Summary
Highlights
The speaker explains their investment in both physical silver and silver on the stock market, emphasizing that it's a personal decision and part of a diversified portfolio. They highlight key reasons for investing: demand exceeding supply, inflation protection, historical reliability, and current undervaluation.
Silver is the most conductive metal, making it crucial for growing electrification and smart technology. It's used in electric vehicles, with next-generation solid-state batteries requiring significantly more silver. It's also vital for solar panels, artificial intelligence, high-performance computing, and military applications, underscoring its irreplaceable role in cutting-edge technology.
Silver mining production peaked in 2016, with rich deposits largely depleted. Only 25% of silver comes from dedicated silver mines; 75% is a byproduct of other mining operations, making it difficult to ramp up production. While recycling has increased, it only offsets production decreases, leading to a steady supply. However, industrial demand for silver has been consistently rising, causing a deficit where demand outstrips supply, which is expected to drive prices higher.
Inflation devalues currency, and commodities like silver protect against this. The speaker argues that silver is currently more than just a store of value; it's an investment that will outperform inflation due to supply and demand dynamics. Historically, silver has proven its reliability as money, surviving economic upheavals, making it a tangible and trustworthy asset.
The gold to silver ratio (GSR) indicates how many ounces of silver are needed to buy one ounce of gold. Historically, this ratio has been around 15:1. Currently, with gold at $3,300/ounce and silver at $33/ounce, the GSR is 100:1, indicating silver is significantly undervalued. The speaker believes silver will 'catch up' to its historical average, leading to a substantial price increase and making it a high-potential, discounted asset.
Investors can purchase physical silver or silver on the stock market (e.g., SLV ETF). For physical silver, the speaker warns against buying from untrustworthy sources like Craigslist or unverified eBay sellers. Instead, buy from reputable name-brand websites or highly-rated eBay sellers. It’s crucial to test bought silver and establish a relationship with a coin shop for future sales. The speaker personally owns coins, rounds, and bars.

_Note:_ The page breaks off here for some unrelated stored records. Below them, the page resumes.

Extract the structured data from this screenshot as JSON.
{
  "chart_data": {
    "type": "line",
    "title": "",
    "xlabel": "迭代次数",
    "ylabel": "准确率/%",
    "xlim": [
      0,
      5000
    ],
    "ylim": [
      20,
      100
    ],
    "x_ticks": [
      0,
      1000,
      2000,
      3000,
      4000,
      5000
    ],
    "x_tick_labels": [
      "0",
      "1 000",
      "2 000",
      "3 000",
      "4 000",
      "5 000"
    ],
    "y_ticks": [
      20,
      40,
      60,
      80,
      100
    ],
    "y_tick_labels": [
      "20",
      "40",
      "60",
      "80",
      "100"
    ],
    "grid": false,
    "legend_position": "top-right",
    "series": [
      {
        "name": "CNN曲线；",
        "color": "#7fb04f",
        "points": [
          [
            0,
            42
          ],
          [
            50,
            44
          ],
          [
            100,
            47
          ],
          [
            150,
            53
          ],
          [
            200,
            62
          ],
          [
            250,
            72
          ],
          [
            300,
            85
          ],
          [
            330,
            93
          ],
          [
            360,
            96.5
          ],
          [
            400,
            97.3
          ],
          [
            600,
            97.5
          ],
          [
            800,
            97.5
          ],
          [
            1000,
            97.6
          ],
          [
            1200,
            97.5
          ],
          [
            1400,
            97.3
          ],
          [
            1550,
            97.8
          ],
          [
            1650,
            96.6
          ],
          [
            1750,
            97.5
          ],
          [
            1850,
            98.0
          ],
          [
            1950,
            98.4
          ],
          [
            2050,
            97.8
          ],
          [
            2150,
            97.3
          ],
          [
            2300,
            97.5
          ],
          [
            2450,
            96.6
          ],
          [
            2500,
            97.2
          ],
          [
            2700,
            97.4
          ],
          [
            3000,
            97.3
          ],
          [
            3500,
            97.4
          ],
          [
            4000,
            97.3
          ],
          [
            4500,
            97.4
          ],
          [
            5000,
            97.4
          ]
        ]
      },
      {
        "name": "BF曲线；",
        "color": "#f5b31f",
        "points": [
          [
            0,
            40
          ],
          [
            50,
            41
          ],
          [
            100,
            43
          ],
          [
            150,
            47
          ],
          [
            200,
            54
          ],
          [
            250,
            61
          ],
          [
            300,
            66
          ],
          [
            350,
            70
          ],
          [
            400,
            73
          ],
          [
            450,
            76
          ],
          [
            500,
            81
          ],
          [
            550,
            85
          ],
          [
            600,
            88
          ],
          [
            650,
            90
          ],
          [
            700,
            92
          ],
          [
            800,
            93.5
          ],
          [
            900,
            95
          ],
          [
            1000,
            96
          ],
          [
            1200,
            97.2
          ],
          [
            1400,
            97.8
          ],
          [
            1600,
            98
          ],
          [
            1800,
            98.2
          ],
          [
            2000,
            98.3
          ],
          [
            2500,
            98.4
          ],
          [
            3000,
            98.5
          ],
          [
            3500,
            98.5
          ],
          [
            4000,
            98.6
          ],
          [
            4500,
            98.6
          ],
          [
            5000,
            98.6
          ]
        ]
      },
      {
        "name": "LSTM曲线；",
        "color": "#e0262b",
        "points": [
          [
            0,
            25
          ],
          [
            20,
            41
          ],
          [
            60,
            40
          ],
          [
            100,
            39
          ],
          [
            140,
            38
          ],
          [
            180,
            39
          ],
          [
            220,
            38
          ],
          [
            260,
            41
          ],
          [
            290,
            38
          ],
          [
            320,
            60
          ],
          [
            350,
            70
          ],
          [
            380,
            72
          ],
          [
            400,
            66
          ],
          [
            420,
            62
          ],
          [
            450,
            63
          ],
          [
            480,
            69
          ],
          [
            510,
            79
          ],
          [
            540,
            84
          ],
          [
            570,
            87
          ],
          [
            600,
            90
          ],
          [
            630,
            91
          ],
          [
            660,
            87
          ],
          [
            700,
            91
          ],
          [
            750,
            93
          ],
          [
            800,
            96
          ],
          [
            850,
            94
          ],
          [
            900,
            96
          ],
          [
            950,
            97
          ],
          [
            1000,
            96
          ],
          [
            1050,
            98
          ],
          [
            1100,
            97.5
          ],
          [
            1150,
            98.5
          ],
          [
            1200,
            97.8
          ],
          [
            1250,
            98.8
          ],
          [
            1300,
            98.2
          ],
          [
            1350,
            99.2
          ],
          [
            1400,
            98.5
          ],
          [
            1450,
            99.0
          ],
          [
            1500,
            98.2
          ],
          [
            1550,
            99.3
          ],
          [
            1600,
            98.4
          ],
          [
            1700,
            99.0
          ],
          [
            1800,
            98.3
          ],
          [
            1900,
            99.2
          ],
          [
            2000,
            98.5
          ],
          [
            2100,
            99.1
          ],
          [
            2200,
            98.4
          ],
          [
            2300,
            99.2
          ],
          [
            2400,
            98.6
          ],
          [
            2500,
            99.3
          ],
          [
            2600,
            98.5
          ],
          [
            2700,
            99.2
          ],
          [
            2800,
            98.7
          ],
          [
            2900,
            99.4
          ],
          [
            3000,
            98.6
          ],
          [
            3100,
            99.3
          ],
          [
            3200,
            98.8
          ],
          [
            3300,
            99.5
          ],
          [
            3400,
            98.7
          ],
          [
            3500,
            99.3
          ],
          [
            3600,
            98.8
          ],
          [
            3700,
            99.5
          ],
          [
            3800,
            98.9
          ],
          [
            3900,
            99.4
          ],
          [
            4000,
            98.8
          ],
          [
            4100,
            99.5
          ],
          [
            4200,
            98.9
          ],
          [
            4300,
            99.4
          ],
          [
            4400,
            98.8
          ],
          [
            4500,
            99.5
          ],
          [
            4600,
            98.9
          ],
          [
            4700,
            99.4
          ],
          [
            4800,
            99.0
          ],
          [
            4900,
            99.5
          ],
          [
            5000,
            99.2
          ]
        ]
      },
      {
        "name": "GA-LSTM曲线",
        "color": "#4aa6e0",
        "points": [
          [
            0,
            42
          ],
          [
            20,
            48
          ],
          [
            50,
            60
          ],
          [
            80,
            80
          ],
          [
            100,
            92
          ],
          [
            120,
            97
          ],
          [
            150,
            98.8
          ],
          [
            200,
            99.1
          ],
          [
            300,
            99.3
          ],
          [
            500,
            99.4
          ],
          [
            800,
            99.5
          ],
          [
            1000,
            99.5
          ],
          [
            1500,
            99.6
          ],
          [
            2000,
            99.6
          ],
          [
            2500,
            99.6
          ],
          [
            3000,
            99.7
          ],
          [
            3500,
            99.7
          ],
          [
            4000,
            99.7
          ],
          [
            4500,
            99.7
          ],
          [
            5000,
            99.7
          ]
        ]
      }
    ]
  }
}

The speaker plans to sell silver when its price reaches triple digits, with an emphasis on the gold to silver ratio (GSR) as a key indicator. Selling will begin when the GSR is around 50 and most will be offloaded if it reaches 40. Other selling triggers include a surge in investor demand (FOMO) or a short squeeze. Profits from selling silver will be used to buy other assets like gold, platinum, real estate, or stocks, depending on which offers the best value at the time, maintaining a diversified portfolio.
The price of silver generally follows gold. In a stock market crash, both gold and silver may initially fall as investors sell assets for liquidity, but then tend to outperform. The speaker also highlights that the silver market is known to be manipulated, with instances like JP Morgan admitting to unlawful trading and spoofing. Despite this, such manipulation, typically involving shorting, could eventually backfire, leading to a massive short squeeze and a significant price surge for silver.